At the end of the tutorial, you will:
- See live prospect attribute updates in the browser console
- Score prospects using an ML model
- Be ready to use the outputs to drive decisions on your website
Business case overview
Prospects on the Snowplow marketing website visit product and pricing pages, watch videos, etc. The key call to action is a form submission to request a demo.
We want to predict if a specific prospect is likely to submit a form in the next hour, given their behavior before the prediction moment.

For simplicity in this tutorial, we'll score prospects every 10 seconds as they browse the website. Depending on your requirements, you could score prospects at the start of each page_view, after certain events, or at some other time interval.
We're calculating aggregated attributes based off real-time stream event data, so won't have much user history to work with initially. Over time, as prospects visit and revisit the website, the attributes will become more meaningful.
Prerequisites
- Please follow Connect to Signals page to setup the Signals connection (Console or Sandbox)
- Signals Sandbox: follow the Sandbox setup flow
- Signals Customers: follow the Console setup flow
- Open this Google Colab notebook to follow along
- [Optional] Integrate Snowplow into your website.
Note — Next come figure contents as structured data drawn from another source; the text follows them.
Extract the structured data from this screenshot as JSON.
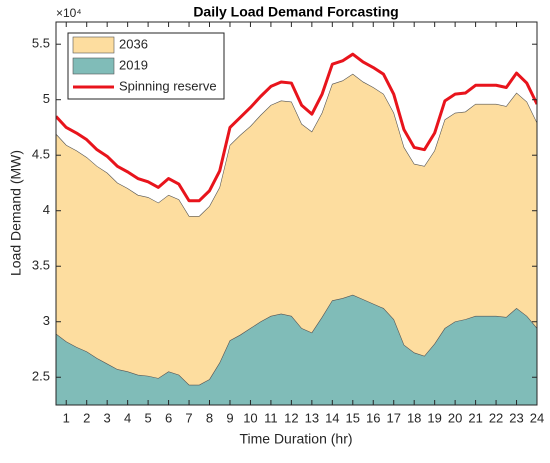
{
  "chart_data": {
    "type": "area",
    "title": "Daily Load Demand Forcasting",
    "xlabel": "Time Duration (hr)",
    "ylabel": "Load Demand (MW)",
    "y_exponent": "×10⁴",
    "x": [
      0.5,
      1,
      1.5,
      2,
      2.5,
      3,
      3.5,
      4,
      4.5,
      5,
      5.5,
      6,
      6.5,
      7,
      7.5,
      8,
      8.5,
      9,
      9.5,
      10,
      10.5,
      11,
      11.5,
      12,
      12.5,
      13,
      13.5,
      14,
      14.5,
      15,
      15.5,
      16,
      16.5,
      17,
      17.5,
      18,
      18.5,
      19,
      19.5,
      20,
      20.5,
      21,
      21.5,
      22,
      22.5,
      23,
      23.5,
      24
    ],
    "series": [
      {
        "name": "2036",
        "color": "#fddd9f",
        "kind": "area",
        "values": [
          46900,
          45900,
          45400,
          44800,
          44000,
          43400,
          42500,
          42000,
          41400,
          41200,
          40700,
          41400,
          41000,
          39500,
          39500,
          40400,
          42100,
          45900,
          46800,
          47600,
          48600,
          49500,
          49900,
          49800,
          47800,
          47100,
          48800,
          51400,
          51700,
          52300,
          51600,
          51100,
          50500,
          48800,
          45700,
          44200,
          44000,
          45400,
          48200,
          48800,
          48900,
          49600,
          49600,
          49600,
          49400,
          50600,
          49800,
          47900
        ]
      },
      {
        "name": "2019",
        "color": "#80bcb8",
        "kind": "area",
        "values": [
          28900,
          28200,
          27700,
          27300,
          26700,
          26200,
          25700,
          25500,
          25200,
          25100,
          24900,
          25500,
          25200,
          24300,
          24300,
          24800,
          26300,
          28300,
          28800,
          29400,
          30000,
          30500,
          30700,
          30500,
          29400,
          29000,
          30400,
          31900,
          32100,
          32400,
          32000,
          31600,
          31200,
          30200,
          27900,
          27200,
          26900,
          28000,
          29400,
          30000,
          30200,
          30500,
          30500,
          30500,
          30400,
          31200,
          30500,
          29400
        ]
      },
      {
        "name": "Spinning reserve",
        "color": "#e8141c",
        "kind": "line",
        "values": [
          48500,
          47500,
          47000,
          46400,
          45500,
          44900,
          44000,
          43500,
          42900,
          42600,
          42100,
          42900,
          42400,
          40900,
          40900,
          41800,
          43600,
          47500,
          48400,
          49300,
          50300,
          51200,
          51600,
          51500,
          49500,
          48700,
          50500,
          53200,
          53500,
          54100,
          53400,
          52900,
          52300,
          50500,
          47300,
          45700,
          45500,
          47000,
          49900,
          50500,
          50600,
          51300,
          51300,
          51300,
          51100,
          52400,
          51500,
          49600
        ]
      }
    ],
    "xlim": [
      0.5,
      24
    ],
    "xticks": [
      1,
      2,
      3,
      4,
      5,
      6,
      7,
      8,
      9,
      10,
      11,
      12,
      13,
      14,
      15,
      16,
      17,
      18,
      19,
      20,
      21,
      22,
      23,
      24
    ],
    "ylim": [
      22500,
      57000
    ],
    "yticks": [
      {
        "value": 25000,
        "label": "2.5"
      },
      {
        "value": 30000,
        "label": "3"
      },
      {
        "value": 35000,
        "label": "3.5"
      },
      {
        "value": 40000,
        "label": "4"
      },
      {
        "value": 45000,
        "label": "4.5"
      },
      {
        "value": 50000,
        "label": "5"
      },
      {
        "value": 55000,
        "label": "5.5"
      }
    ],
    "legend": "upper left",
    "grid": false
  }
}
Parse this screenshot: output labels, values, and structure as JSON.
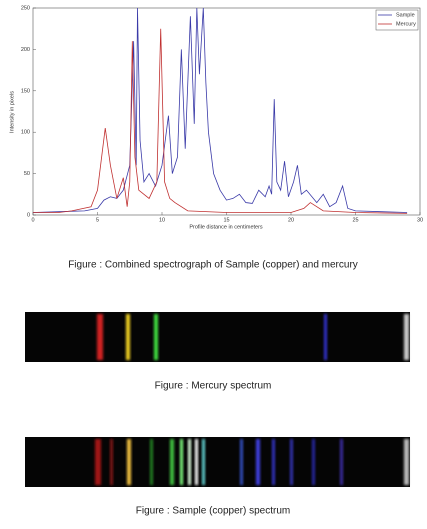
{
  "chart_data": {
    "type": "line",
    "xlabel": "Profile distance in centimeters",
    "ylabel": "Intensity in pixels",
    "xlim": [
      0,
      30
    ],
    "xticks": [
      0,
      5,
      10,
      15,
      20,
      25,
      30
    ],
    "ylim": [
      0,
      250
    ],
    "yticks": [
      0,
      50,
      100,
      150,
      200,
      250
    ],
    "legend": "upper right",
    "series": [
      {
        "name": "Sample",
        "color": "#3a3aa8",
        "x": [
          0,
          2,
          4,
          5,
          5.5,
          6,
          6.5,
          7,
          7.5,
          7.8,
          8.0,
          8.1,
          8.3,
          8.6,
          9,
          9.5,
          10,
          10.5,
          10.8,
          11.2,
          11.5,
          11.8,
          12.2,
          12.5,
          12.7,
          12.9,
          13.2,
          13.4,
          13.6,
          14,
          14.5,
          15,
          15.5,
          16,
          16.5,
          17,
          17.5,
          18,
          18.3,
          18.5,
          18.7,
          18.9,
          19.2,
          19.5,
          19.8,
          20.2,
          20.5,
          20.8,
          21.2,
          22,
          22.5,
          23,
          23.5,
          24,
          24.4,
          25,
          27,
          29
        ],
        "values": [
          3,
          4,
          5,
          8,
          18,
          22,
          20,
          30,
          60,
          210,
          60,
          250,
          90,
          40,
          50,
          35,
          60,
          120,
          50,
          70,
          200,
          80,
          240,
          110,
          250,
          170,
          250,
          160,
          100,
          50,
          30,
          18,
          20,
          25,
          15,
          14,
          30,
          22,
          35,
          25,
          140,
          40,
          30,
          65,
          22,
          40,
          60,
          25,
          30,
          15,
          25,
          10,
          15,
          35,
          8,
          5,
          4,
          3
        ]
      },
      {
        "name": "Mercury",
        "color": "#c03030",
        "x": [
          0,
          2,
          3,
          4.5,
          5,
          5.6,
          6,
          6.5,
          7,
          7.3,
          7.5,
          7.7,
          7.9,
          8.2,
          9,
          9.6,
          9.9,
          10.2,
          10.6,
          11,
          12,
          15,
          20,
          21,
          21.5,
          22.5,
          25,
          29
        ],
        "values": [
          3,
          3,
          5,
          10,
          30,
          105,
          60,
          20,
          45,
          10,
          40,
          210,
          70,
          30,
          20,
          40,
          225,
          40,
          20,
          15,
          5,
          3,
          3,
          8,
          15,
          5,
          3,
          2
        ]
      }
    ]
  },
  "captions": [
    "Figure : Combined spectrograph of Sample (copper) and mercury",
    "Figure : Mercury spectrum",
    "Figure : Sample (copper) spectrum"
  ]
}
If you use Signals Sandbox - find your collector URL in the UI
Architecture
The system consists of three main blocks:
- Your marketing website: as users browse the website, Snowplow events are sent to the Snowplow Collector
- Snowplow Infrastructure: the Collector captures the events, and Signals calculates aggregated user attributes in real time e.g.,
num_page_views,num_customers_views - Intermediary
/predictAPI: an API that calls the Signals API to get the latest attributes, runs an ML model on the Signals output, and sends the response back

You can replace the ML model with any other back-end system that you'd use to act on live prospects' attributes.